Krewe du Vieux (pronounced crew da voo) rolls tonite. Here's the parade map. It's a marching parade in New Orleans and it is hilariously satirical. Last year, in Katrina's wake, there was plenty of fodder for this parade. You can watch some highlights of that parated at this link From their website, here's a rundown of this year's theme. Given that the whole damn city is foaming at the mouth mad … given that the inmates are obviously running the asylum (and the mayor obviously is not) … given that we gotta get our kicks before the whole nuthouse goes up in flames or sinks forever into the swamps … the only possible theme for the 2007 Krewe du Vieux parade is “Habitat for Insanity”. This year's king and chief warden is TP columnist Chris Rose.
Krewe du Vieux is composed of sub-krewes, each of which takes the main theme and develops its own spinoff. These subkrewes and there their themes are:

*CRUDE (Council to Revive Urban Decadent Entertainment) – CRUDE Flew into the Cuckoo’s Nest

*SEEDS – Follow the Yellow Brick Road Home

*CRAPS – HOME, HOME AND DERANGED

*PAN (Perpetuating Adolescent Naughtiness) – Edwards, Now More than Ever

*SPERMES – SPERMES Gets Its Head Examined

*INANE – Mystic INANE Asylum

*COMATOSE – Habitat for Hispanics

*MONDU – Chockfull of Nuts

*LEWD (Lewd Ensemble of Weird Degenerates) – Post Traumatic Sex Disorder

*MISHIGAS – Rebuilds the Tower of Babel

*KSAL (Krewe of Space Age Love) – Load to Recovery – A Cuming Event

*DRIPS – D & D Gets Hammered and Nailed

*UNDERWEAR - Alice in Underland

*TOKIN ((Totally Orgasmic Krewe of Intergalactic Ne'er-do-wells)
)
- High Anxiety

*MAMA ROUX – The Beauticians’ Village

BOURBON – Always Time for Levee-Tea

* Here's the Krewe's website, with details of the parade.

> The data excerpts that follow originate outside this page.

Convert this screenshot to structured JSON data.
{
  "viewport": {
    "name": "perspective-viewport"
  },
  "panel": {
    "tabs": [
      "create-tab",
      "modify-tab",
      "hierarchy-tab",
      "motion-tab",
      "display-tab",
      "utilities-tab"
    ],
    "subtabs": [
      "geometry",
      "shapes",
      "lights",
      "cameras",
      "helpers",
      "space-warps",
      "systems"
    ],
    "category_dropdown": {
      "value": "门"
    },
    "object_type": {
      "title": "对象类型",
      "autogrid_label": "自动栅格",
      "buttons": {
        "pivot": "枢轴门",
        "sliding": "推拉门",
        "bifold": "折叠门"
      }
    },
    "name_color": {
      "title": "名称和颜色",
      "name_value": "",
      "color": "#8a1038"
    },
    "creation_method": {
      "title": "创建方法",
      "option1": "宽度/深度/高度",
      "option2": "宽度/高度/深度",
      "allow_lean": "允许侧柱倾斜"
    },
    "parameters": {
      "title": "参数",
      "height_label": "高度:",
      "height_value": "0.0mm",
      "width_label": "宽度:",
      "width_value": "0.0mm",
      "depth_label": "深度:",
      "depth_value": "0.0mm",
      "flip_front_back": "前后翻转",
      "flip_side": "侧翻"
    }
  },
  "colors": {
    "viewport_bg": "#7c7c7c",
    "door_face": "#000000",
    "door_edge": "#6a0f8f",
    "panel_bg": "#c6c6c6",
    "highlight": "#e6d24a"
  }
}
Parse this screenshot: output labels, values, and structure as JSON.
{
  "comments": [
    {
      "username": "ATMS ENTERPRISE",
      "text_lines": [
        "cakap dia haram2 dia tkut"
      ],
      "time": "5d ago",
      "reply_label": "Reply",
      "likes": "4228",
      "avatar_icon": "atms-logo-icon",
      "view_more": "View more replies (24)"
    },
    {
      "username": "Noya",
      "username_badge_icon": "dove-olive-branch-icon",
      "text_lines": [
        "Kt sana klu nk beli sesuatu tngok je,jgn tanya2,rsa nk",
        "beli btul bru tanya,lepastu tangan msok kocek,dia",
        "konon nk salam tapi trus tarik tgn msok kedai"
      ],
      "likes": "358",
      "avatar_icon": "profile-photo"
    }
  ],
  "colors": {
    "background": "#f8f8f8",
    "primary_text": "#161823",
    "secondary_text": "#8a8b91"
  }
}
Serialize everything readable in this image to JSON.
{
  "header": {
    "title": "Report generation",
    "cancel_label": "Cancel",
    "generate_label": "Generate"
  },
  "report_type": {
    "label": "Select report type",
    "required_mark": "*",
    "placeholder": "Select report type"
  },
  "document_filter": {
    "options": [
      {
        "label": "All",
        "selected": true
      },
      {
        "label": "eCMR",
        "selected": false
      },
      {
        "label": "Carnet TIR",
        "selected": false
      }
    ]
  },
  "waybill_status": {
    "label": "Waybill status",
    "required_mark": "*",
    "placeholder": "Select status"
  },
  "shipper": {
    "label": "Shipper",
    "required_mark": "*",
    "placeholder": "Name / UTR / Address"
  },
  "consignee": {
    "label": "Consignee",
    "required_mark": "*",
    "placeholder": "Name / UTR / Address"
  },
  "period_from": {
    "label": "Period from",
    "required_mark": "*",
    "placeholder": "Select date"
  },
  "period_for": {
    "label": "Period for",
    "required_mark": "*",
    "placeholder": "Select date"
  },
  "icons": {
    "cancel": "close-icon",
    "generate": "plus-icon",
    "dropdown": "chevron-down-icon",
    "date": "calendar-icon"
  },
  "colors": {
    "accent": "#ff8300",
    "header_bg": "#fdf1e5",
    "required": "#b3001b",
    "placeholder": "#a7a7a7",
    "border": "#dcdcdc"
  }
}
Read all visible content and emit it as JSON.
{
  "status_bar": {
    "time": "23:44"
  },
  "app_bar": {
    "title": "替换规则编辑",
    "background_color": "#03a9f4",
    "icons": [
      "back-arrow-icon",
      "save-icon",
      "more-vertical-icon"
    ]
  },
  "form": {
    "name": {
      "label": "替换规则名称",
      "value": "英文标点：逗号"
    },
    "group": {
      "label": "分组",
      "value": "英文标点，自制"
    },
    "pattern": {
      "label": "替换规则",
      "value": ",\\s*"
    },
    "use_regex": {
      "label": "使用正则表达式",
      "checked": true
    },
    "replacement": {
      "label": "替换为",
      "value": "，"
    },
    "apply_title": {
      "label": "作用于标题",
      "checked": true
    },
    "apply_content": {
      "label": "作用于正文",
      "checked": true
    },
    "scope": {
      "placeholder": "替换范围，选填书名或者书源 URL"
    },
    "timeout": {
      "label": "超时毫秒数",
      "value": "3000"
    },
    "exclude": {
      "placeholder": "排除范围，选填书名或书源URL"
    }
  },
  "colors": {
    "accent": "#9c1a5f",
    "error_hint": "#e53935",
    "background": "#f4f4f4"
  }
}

More on the parade at Ashley's website (with pictures of the Krewe party)

So if you're in the mood to forget all the post Katrina bullshit in the Gulf Coast for a little while, go see Krewe du Vieux.

Thursday, February 01, 2007

Insight for you

It's no secret that a good number of people are wondering why people in New Orleans haven't "gotten over" Katrina and move on with their lives. These people need to have a little insight into what gross negligence on the part of federal and local governments has done to the soul of the residents of the city. Especially those that experienced loss of home, loved ones and lately, the heart to carry on.

I suggest that everyone read both this post and the responses to it and then re-examine your feelings about us "getting over it".

But Katrina did not just hit the city. In St. Tammany Parish there are still 6,000 FEMA trailers being occupied

Pearlington, Mississippi is being rebuilt by volunteers due to some crazy government mixup.

Politicians are using this area to fuel their future plans or to cover up their bungling ways and save face for upcoming elections.
From All Headlines News, On Monday, January 29th, before the Senate Committee on Homeland Security & Governmental Affairs regarding Katrina's devastation in New Orleans, Mayor Nagin testified that:
Hurricane Katrina was the largest and most costly disaster in American history. More than 1,400 Louisiana residents lost their lives. Katrina produced the first mandatory evacuation in New Orleans history, and the largest displacement of people in U.S. history, 1.3 million. More than 200,000 New Orleanians remain displaced.

New Orleans sustained 57% of all the damage in Louisiana. Of our 188,251 occupied housing units, 134,344 sustained reportable damage, and 105,155 were severely damaged. Residential damage in Orleans parish was $14 billion.

Statewide, 81,000 businesses were impacted. The City of New Orleans lost $168 million in annual revenue, 50 percent of its operating budget. City government was forced to reduce its employees by 3,000 - half its workforce.

With 80 percent of New Orleans under water for almost a month, the damage done by the moisture was extensive, but as harmful to our infrastructure was the damage done by the weight of the water. In all, 480 billion pounds of water poured into our city and sat for almost a month.


I guess what I'm trying to put across is that emotions in this area are stretched and people feel beaten, used and forgotton. Please keep all those people in your prayers.